Quintus did not reply until he was back in the saddle and using the hem of his dress toga to wipe a green smear off his cheek.
“Jaylius bet me 20 gold pieces I couldn’t swallow 20 eggs, shells and all.”
“Did he pay up?”
Quintus gave the leather purse strapped to his sword belt a shake to make a satisfying jingle.
“I could go for some quail’s eggs right now,” Linus said with fake relish. “Covered in monkey brains and sprinkled with honeyed sparrow tongues. Umm-mmm.”
The imagery sent Quintus and Tullia dashing from their saddles and into the dirt. Linus gave me a satisfied grin for all of three seconds before he too was, as Quintus calls it, “shouting at the ground.”
I had hoped to use the ride as a time to share highlights of the gossip I had culled. Not every circle I entered was so leery of a strange face. It seems debt is rampant among the aristocracy, even plaguing our host and hostess. Despite the grand feast and entertainment, two of their stable boys claimed the couple was up to its eyeballs in creditors. The short, dark-eyed brothers said the auxiliary had to be brought in to sweep out the angry moneylenders before the party started.
Christianity was also a topic of note. There was much curiosity and speculation about the powers and prospects of this new cult. More than a few grooms claimed to have friends or family who have converted. None risked announcing their new faith outright, but it felt like the stories they recounted about “friends” seeing the light were based on personal experience.
Knowing how
popular and powerful the Christian Church is destined to become, I found it very interesting, almost quaint, to get a glimpse of the foundations of such passionate beliefs.

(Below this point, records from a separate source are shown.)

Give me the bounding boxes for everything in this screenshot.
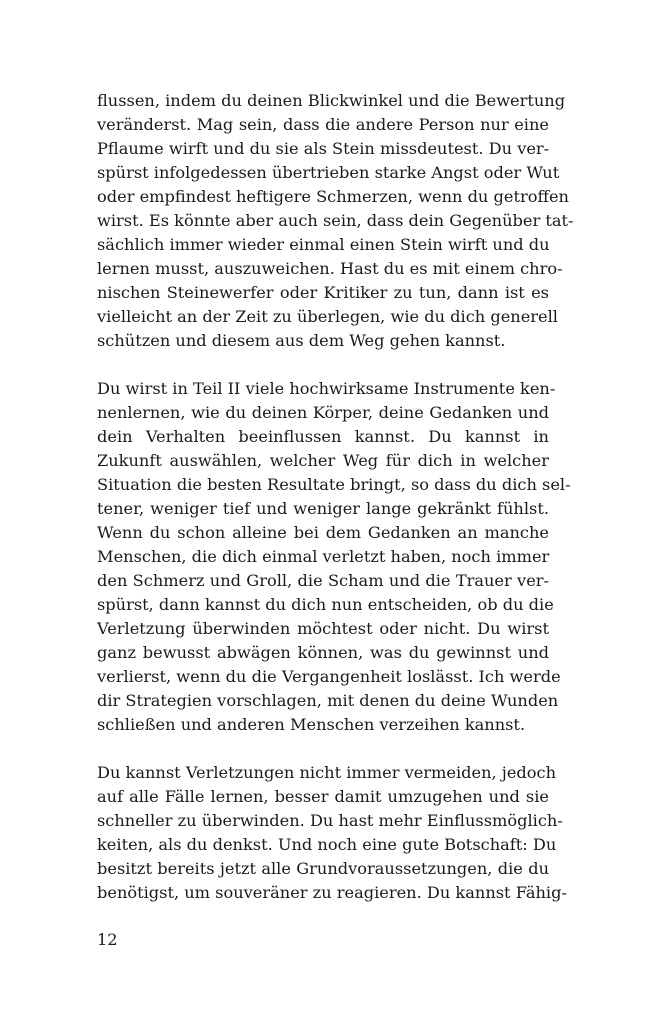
text-line: vielleicht an der Zeit zu überlegen, wie du dich generell [97, 307, 558, 326]
text-line: Du kannst Verletzungen nicht immer vermeiden, jedoch [97, 763, 557, 782]
text-line: spürst, dann kannst du dich nun entscheiden, ob du die [97, 595, 554, 614]
paragraph-1 [97, 89, 574, 353]
text-line: schließen und anderen Menschen verzeihen kannst. [97, 715, 526, 734]
text-line: oder empfindest heftigere Schmerzen, wenn du getroffen [97, 187, 569, 206]
text-line: besitzt bereits jetzt alle Grundvoraussetzungen, die du [97, 859, 549, 878]
text-line: schneller zu überwinden. Du hast mehr Einflussmöglich- [97, 811, 563, 830]
text-line: dein Verhalten beeinflussen kannst. Du kannst in [97, 427, 549, 446]
text-line: ganz bewusst abwägen können, was du gewinnst und [97, 643, 549, 662]
text-line: auf alle Fälle lernen, besser damit umzugehen und sie [97, 787, 549, 806]
text-line: Zukunft auswählen, welcher Weg für dich in welcher [97, 451, 549, 470]
text-line: Wenn du schon alleine bei dem Gedanken an manche [97, 523, 549, 542]
text-line: Pflaume wirft und du sie als Stein missdeutest. Du ver- [97, 139, 550, 158]
text-line: Du wirst in Teil II viele hochwirksame Instrumente ken- [97, 379, 556, 398]
paragraph-2 [97, 377, 571, 737]
text-line: Verletzung überwinden möchtest oder nicht. Du wirst [97, 619, 549, 638]
text-line: sächlich immer wieder einmal einen Stein wirft und du [97, 235, 550, 254]
text-line: Menschen, die dich einmal verletzt haben, noch immer [97, 547, 550, 566]
text-line: den Schmerz und Groll, die Scham und die Trauer ver- [97, 571, 549, 590]
text-line: veränderst. Mag sein, dass die andere Person nur eine [97, 115, 549, 134]
text-line: dir Strategien vorschlagen, mit denen du deine Wunden [97, 691, 559, 710]
paragraph-3 [97, 761, 567, 905]
text-line: lernen musst, auszuweichen. Hast du es mit einem chro- [97, 259, 563, 278]
text-line: nenlernen, wie du deinen Körper, deine Gedanken und [97, 403, 549, 422]
text-line: Situation die besten Resultate bringt, so dass du dich sel- [97, 475, 571, 494]
text-line: schützen und diesem aus dem Weg gehen kannst. [97, 331, 506, 350]
text-line: spürst infolgedessen übertrieben starke Angst oder Wut [97, 163, 560, 182]
page-number: 12 [97, 930, 118, 949]
text-line: flussen, indem du deinen Blickwinkel und die Bewertung [97, 91, 566, 110]
text-line: keiten, als du denkst. Und noch eine gute Botschaft: Du [97, 835, 557, 854]
text-line: verlierst, wenn du die Vergangenheit loslässt. Ich werde [97, 667, 561, 686]
text-line: benötigst, um souveräner zu reagieren. Du kannst Fähig- [97, 883, 567, 902]
text-line: nischen Steinewerfer oder Kritiker zu tun, dann ist es [97, 283, 549, 302]
text-line: wirst. Es könnte aber auch sein, dass dein Gegenüber tat- [97, 211, 574, 230]
text-line: tener, weniger tief und weniger lange gekränkt fühlst. [97, 499, 549, 518]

Sadly, the messages of love thy neighbor, help the poor and turn the other cheek are being co-opted by base human nature. The interests of self and clan seem to always come first. The grooms’ “friends” claimed eternal life gave a man time to grow wealthy and move up the social ladder.

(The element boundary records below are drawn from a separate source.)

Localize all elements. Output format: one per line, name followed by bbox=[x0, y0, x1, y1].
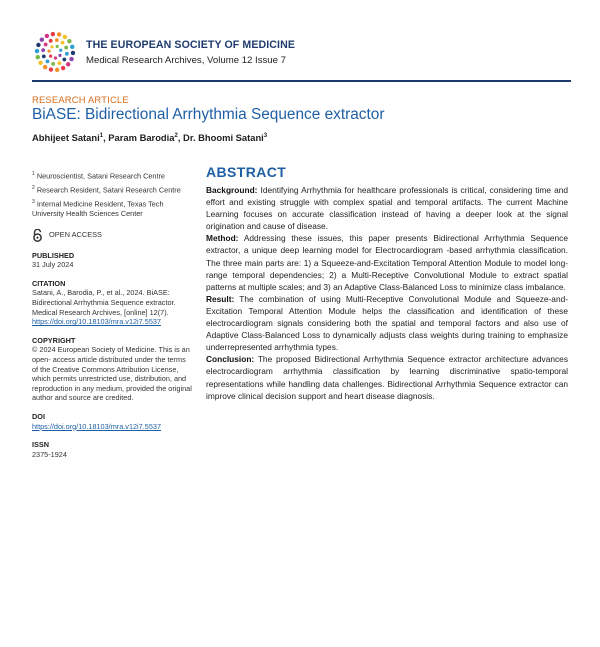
abstract-result bbox=[206, 293, 568, 353]
open-lock-icon bbox=[32, 229, 43, 242]
method-text: Addressing these issues, this paper presents Bidirectional Arrhythmia Sequence extractor, a unique deep learning model for Electrocardiogram -based arrhythmia classification. The three main parts are: 1) a Squeeze-and-Excitation Temporal Attention Module to model long-range temporal dependencies; 2) a Multi-Receptive Convolutional Module to extract spatial patterns at multiple scales; and 3) an Adaptive Class-Balanced Loss to minimize class imbalance. bbox=[206, 233, 568, 292]
article-title: BiASE: Bidirectional Arrhythmia Sequence extractor bbox=[32, 106, 385, 123]
affiliation-text: Internal Medicine Resident, Texas Tech University Health Sciences Center bbox=[32, 199, 164, 219]
abstract-section bbox=[206, 164, 568, 402]
society-name: THE EUROPEAN SOCIETY OF MEDICINE bbox=[86, 39, 296, 51]
conclusion-label: Conclusion: bbox=[206, 354, 255, 365]
author-sup: 1 bbox=[99, 132, 104, 139]
author-sup: 2 bbox=[174, 132, 178, 139]
abstract-method bbox=[206, 232, 568, 292]
author-name: Dr. Bhoomi Satani bbox=[183, 132, 264, 143]
dotted-circle-logo-icon bbox=[32, 30, 78, 74]
open-access-badge bbox=[32, 229, 192, 242]
abstract-background bbox=[206, 184, 568, 232]
author-name: Param Barodia bbox=[108, 132, 175, 143]
background-label: Background: bbox=[206, 185, 258, 195]
affiliation-text: Neuroscientist, Satani Research Centre bbox=[36, 171, 165, 181]
author-name: Abhijeet Satani bbox=[32, 132, 100, 143]
issn-value: 2375-1924 bbox=[32, 449, 67, 459]
article-type-label: RESEARCH ARTICLE bbox=[32, 94, 129, 105]
journal-info: Medical Research Archives, Volume 12 Issue 7 bbox=[86, 55, 286, 66]
issn-heading: ISSN bbox=[32, 440, 50, 450]
affiliation-number: 3 bbox=[32, 199, 35, 206]
conclusion-text: The proposed Bidirectional Arrhythmia Sequence extractor architecture advances electrocardiogram arrhythmia classification by learning discriminative spatio-temporal representations while handling data challenges. Bidirectional Arrhythmia Sequence extractor can improve clinical decision support and heart disease diagnosis. bbox=[206, 354, 568, 401]
citation-text: Satani, A., Barodia, P., et al., 2024. BiASE: Bidirectional Arrhythmia Sequence extractor. Medical Research Archives, [online] 12(7). bbox=[32, 288, 176, 317]
background-text: Identifying Arrhythmia for healthcare professionals is critical, considering time and effort and existing struggle with complex spatial and temporal artifacts. The current Machine Learning focuses on accurate classification instead of having a deeper look at the signal origination and cause of disease. bbox=[206, 185, 568, 232]
copyright-heading: COPYRIGHT bbox=[32, 335, 76, 345]
affiliation bbox=[32, 170, 192, 181]
published-heading: PUBLISHED bbox=[32, 250, 75, 260]
result-label: Result: bbox=[206, 293, 235, 304]
header-divider bbox=[32, 80, 571, 82]
journal-header bbox=[32, 30, 572, 74]
article-sidebar bbox=[32, 170, 192, 459]
published-date: 31 July 2024 bbox=[32, 260, 74, 270]
affiliation bbox=[32, 198, 192, 219]
abstract-conclusion bbox=[206, 353, 568, 401]
citation-heading: CITATION bbox=[32, 278, 66, 288]
affiliation-number: 1 bbox=[32, 171, 35, 177]
open-access-label: OPEN ACCESS bbox=[49, 230, 102, 240]
method-label: Method: bbox=[206, 233, 239, 244]
affiliation-number: 2 bbox=[32, 185, 35, 192]
abstract-heading: ABSTRACT bbox=[206, 164, 287, 180]
affiliation-text: Research Resident, Satani Research Centre bbox=[36, 185, 181, 195]
result-text: The combination of using Multi-Receptive Convolutional Module and Squeeze-and-Excitation Temporal Attention Module helps the classification and identification of these electrocardiogram signals considering both the spatial and temporal factors and also use of Adaptive Class-Balanced Loss to dynamically adjusts class weights during training to emphasize underrepresented arrhythmia types. bbox=[206, 293, 568, 353]
affiliation bbox=[32, 184, 192, 195]
doi-heading: DOI bbox=[32, 411, 45, 421]
copyright-text: © 2024 European Society of Medicine. This is an open- access article distributed under the terms of the Creative Commons Attribution License, which permits unrestricted use, distribution, and reproduction in any medium, provided the original author and source are credited. bbox=[32, 345, 192, 403]
doi-link[interactable]: https://doi.org/10.18103/mra.v12i7.5537 bbox=[32, 421, 161, 431]
author-sup: 3 bbox=[263, 132, 268, 139]
author-list: Abhijeet Satani$^1$, Param Barodia$^2$, Dr. Bhoomi Satani$^3$ bbox=[32, 132, 268, 143]
citation-doi-link[interactable]: https://doi.org/10.18103/mra.v12i7.5537 bbox=[32, 317, 161, 327]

“Some day Christians will own all of this city,” one said with a sweep of his arm. Out of the mouths of babes.
All three of my Romans were slumped in their saddles fast asleep as I led their horses down the tree-covered lane and through the rusty gate. Not even the howls of Romulus and Remus in their stall could wake the trio as we passed the barn.
A notion of sending them off to bed and finally making my escape rolled around my brain for a moment. I could steal a horse or leave on foot. Either way, I would probably have all the head start I would need to quit the city and reach the foothills of the Apennines, where they could never find me.

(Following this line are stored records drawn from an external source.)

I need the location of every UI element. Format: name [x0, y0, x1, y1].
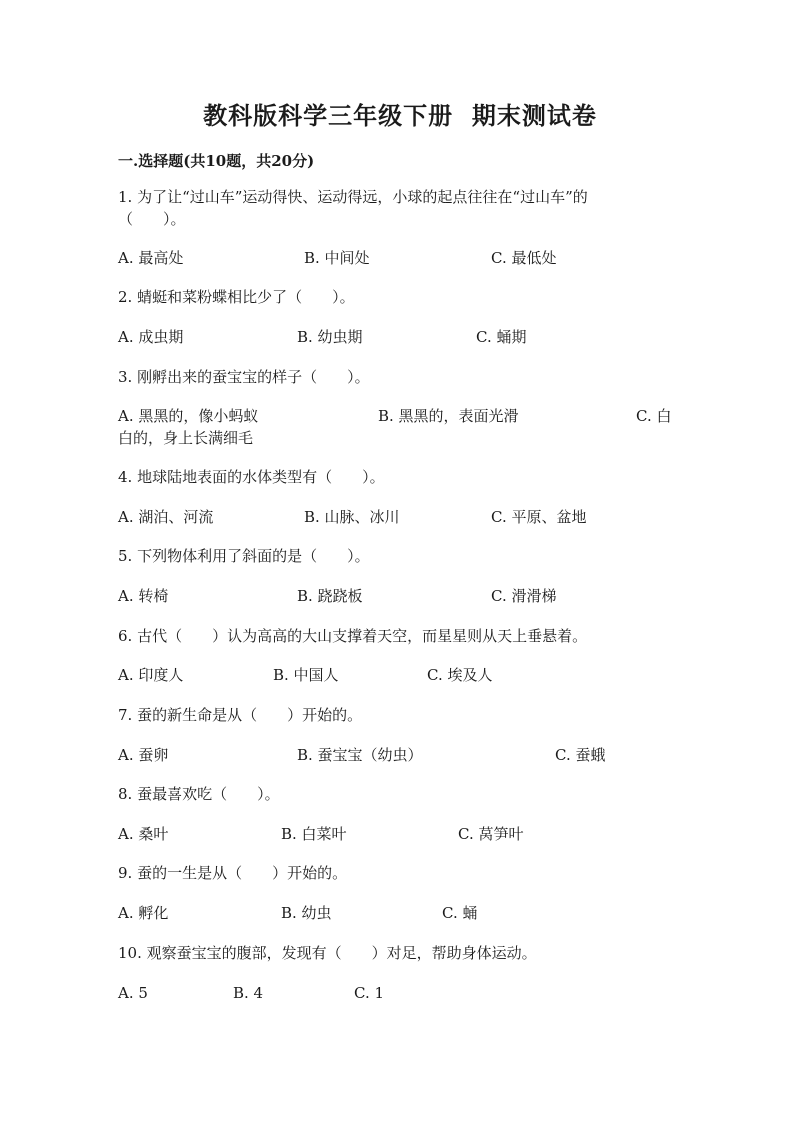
question-3-option-c: C. 白	[636, 407, 672, 425]
question-2-option-b: B. 幼虫期	[297, 328, 363, 346]
question-6-stem: 6. 古代（ ）认为高高的大山支撑着天空，而星星则从天上垂悬着。	[118, 627, 588, 645]
question-3-option-b: B. 黑黑的，表面光滑	[378, 407, 519, 425]
question-3-option-a: A. 黑黑的，像小蚂蚁	[118, 407, 259, 425]
question-10-option-c: C. 1	[354, 984, 385, 1002]
question-9-stem: 9. 蚕的一生是从（ ）开始的。	[118, 864, 348, 882]
question-9-option-b: B. 幼虫	[281, 904, 332, 922]
question-1-option-c: C. 最低处	[491, 249, 557, 267]
question-7-option-c: C. 蚕蛾	[555, 746, 606, 764]
question-10-option-b: B. 4	[233, 984, 264, 1002]
question-5-option-c: C. 滑滑梯	[491, 587, 557, 605]
section-heading: 一.选择题(共10题，共20分)	[118, 152, 315, 170]
question-4-option-a: A. 湖泊、河流	[118, 508, 214, 526]
question-4-stem: 4. 地球陆地表面的水体类型有（ ）。	[118, 468, 385, 486]
question-1-stem-line-1: 1. 为了让“过山车”运动得快、运动得远，小球的起点往往在“过山车”的	[118, 188, 588, 206]
question-8-option-a: A. 桑叶	[118, 825, 169, 843]
question-3-option-c-continuation: 白的，身上长满细毛	[118, 429, 254, 447]
question-7-option-a: A. 蚕卵	[118, 746, 169, 764]
question-8-option-c: C. 莴笋叶	[458, 825, 524, 843]
question-5-option-b: B. 跷跷板	[297, 587, 363, 605]
question-8-stem: 8. 蚕最喜欢吃（ ）。	[118, 785, 280, 803]
question-4-option-b: B. 山脉、冰川	[304, 508, 400, 526]
question-2-stem: 2. 蜻蜓和菜粉蝶相比少了（ ）。	[118, 288, 355, 306]
question-9-option-c: C. 蛹	[442, 904, 478, 922]
question-2-option-a: A. 成虫期	[118, 328, 184, 346]
question-10-option-a: A. 5	[118, 984, 148, 1002]
question-1-option-a: A. 最高处	[118, 249, 184, 267]
question-1-stem-line-2: （ ）。	[118, 210, 186, 228]
question-6-option-b: B. 中国人	[273, 666, 339, 684]
question-10-stem: 10. 观察蚕宝宝的腹部，发现有（ ）对足，帮助身体运动。	[118, 944, 537, 962]
question-5-option-a: A. 转椅	[118, 587, 169, 605]
page-title: 教科版科学三年级下册 期末测试卷	[203, 101, 597, 130]
question-2-option-c: C. 蛹期	[476, 328, 527, 346]
question-1-option-b: B. 中间处	[304, 249, 370, 267]
question-9-option-a: A. 孵化	[118, 904, 169, 922]
question-4-option-c: C. 平原、盆地	[491, 508, 587, 526]
question-5-stem: 5. 下列物体利用了斜面的是（ ）。	[118, 547, 370, 565]
question-3-stem: 3. 刚孵出来的蚕宝宝的样子（ ）。	[118, 368, 370, 386]
question-7-option-b: B. 蚕宝宝（幼虫）	[297, 746, 423, 764]
question-7-stem: 7. 蚕的新生命是从（ ）开始的。	[118, 706, 363, 724]
question-8-option-b: B. 白菜叶	[281, 825, 347, 843]
question-6-option-a: A. 印度人	[118, 666, 184, 684]
question-6-option-c: C. 埃及人	[427, 666, 493, 684]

The idea was gone as quickly as it appeared. In spite of their dim prospects, I feel very attached to these people. Linus is lucky to be transferred and to be taking his friend with him. His father the Senator seems destined for the garrote, or worse. If only I could persuade Tullia to sell the farm and accompany them to the wide-open spaces.
The gruff groom’s stories about soldiers being flogged to death had me wondering if he was issuing a warning or trying to draw me out about the relationship between Quintus and Linus. In truth, I would have nothing to divulge. Though I have never seen two closer men, I have also never witnessed anything that could be considered improper between them. Are the gallant cavalrymen star-crossed lovers or two brothers dedicated to obeying the Empire’s rules? And what about Tullia? Is she destined for spinsterhood or a brand of contentment that only comes from living life on your own terms?
Studying the three napping riders as their horses cropped grass outside the house’s front door, I was overcome with a servant’s brand of affection and loyalty. It’s easy to see what’s grand in them and to make allowances for what’s not.